Researchers suspect that the method of attack may soon extend beyond the borders of the Türkiye Cumhuriyeti. “Successful ideas eventually infiltrate the entire crimeware ecosystem, and while this may not be the most effective tool for criminals, they can still use it like any other tool in the toolbox.”
While the attack itself wasn’t highly sophisticated, it used a novel means of delivering malware through simple email messages sent with Excel file attachments that carry out the attack, yet another example of the many ways attackers are evolving their methods to go unnoticed.
Several samples of phishing emails revealed the attackers followed the same structure in crafting the lures. “Later analysis revealed that the emails were generated by a builder that randomly selected from predefined sentence components, which explains the similarities,” Szappanos wrote.

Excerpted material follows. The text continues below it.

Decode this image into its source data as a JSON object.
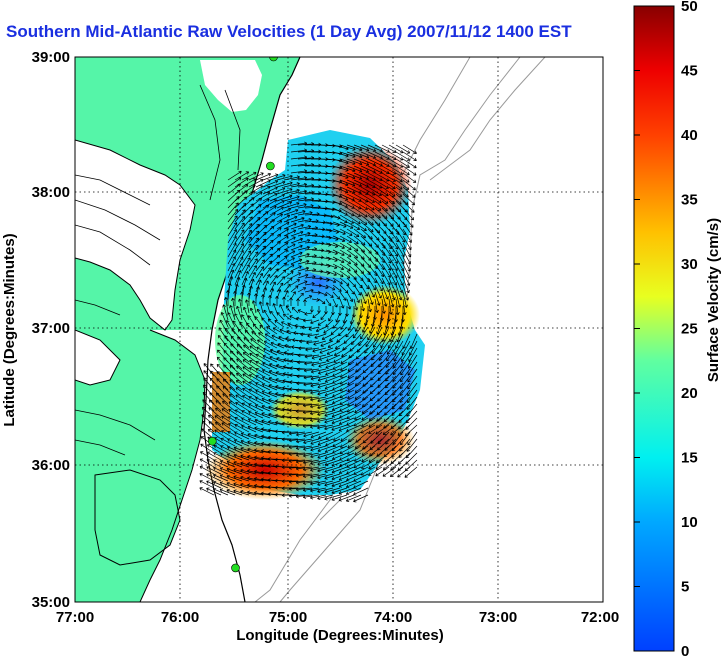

As the email messages evolved, they grew more cryptic, which researchers suspect was due to the threat actor’s attempt for the message to appear less mechanical.
During analysis, researchers found Windows programs hosed on additional servers that were hosting the payload malware.
“These files were not downloaded by the Excel files, but they must have been placed on the servers by the threat actor. We see no reason for storing them on the servers. The executables in question turned out to be builder programs that generate both the malicious attachment files and the randomized malspam message. These tools also have SMTP mailer functionality to send out the malspam with the attachment."